Learning how to deal with our difficult emotions is one of the most important things we’ll do in our recovery from addictions and mental health issues. Our tendency when dealing with our challenging emotions is to want to avoid them at all costs. We don’t want to feel the weight of their pain. The pain we feel, however, doesn’t get resolved when we ignore it. It festers and grows, and as it accumulates, it worsens, and its hold over us intensifies. Our pain essentially takes over our live and manifests as the behaviors and thought patterns that become addictions and mental health problems.
Becoming conscious of our emotions is the first step. We often are not aware of our emotions. We react to them without understanding them. Take time to pause when you’re having an emotional reaction. Breathe. What are you feeling? What thoughts are coming to you?

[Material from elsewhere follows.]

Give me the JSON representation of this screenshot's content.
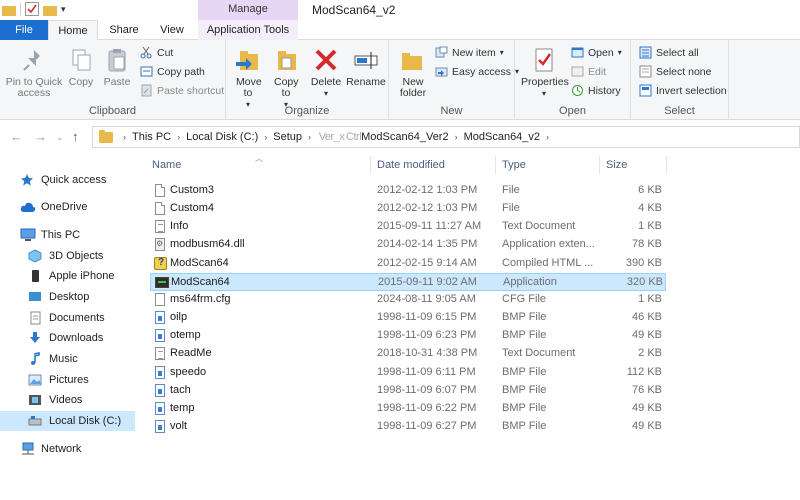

Healing starts by being conscious of our emotional reactions and not suppressing them or sweeping them under the rug, ignoring or avoiding them.
Explore why you’re having the emotional reactions you’re having. What sorts of things do you feel triggered by? What do you feel resistance to? What you do your reactions look like? Give some thought to these questions, meditate on them, and listen for the answers. They will come to you because they are within you. Your inner voice, or intuition, will direct you to healing. That’s its job!
Investigating our emotions will inevitably bring us to the unhealed trauma, wounds and fears we’ve been holding onto. Resolving these means facing them head on and accepting everything that comes to us. Painful memories of trauma, bitter regrets and disappointments, unspoken frustrations – difficult things will rise to the surface once you open yourself to them. You might be afraid, but try to be brave. It hurts, but the pain is there to teach you important lessons about yourself, about life, about human nature, about healing, about service to other people.
Sit with your pain. Let yourself feel it. Let it come over you. Accept it. You might notice that when you don’t try to fight it, it has a chance to dissipate. Our resistance to pain causes it to grow in its magnitude and in its power over us, but accepting it and feeling it lets it subside, neutralizing itself naturally.
Comfort yourself through the pain. Tell yourself things like “You’ll get through this. This pain will be over soon. You are loved. You are safe. You are being protected.” The more we practice allowing ourselves to be open to our emotions, the more we can process them in order to heal them.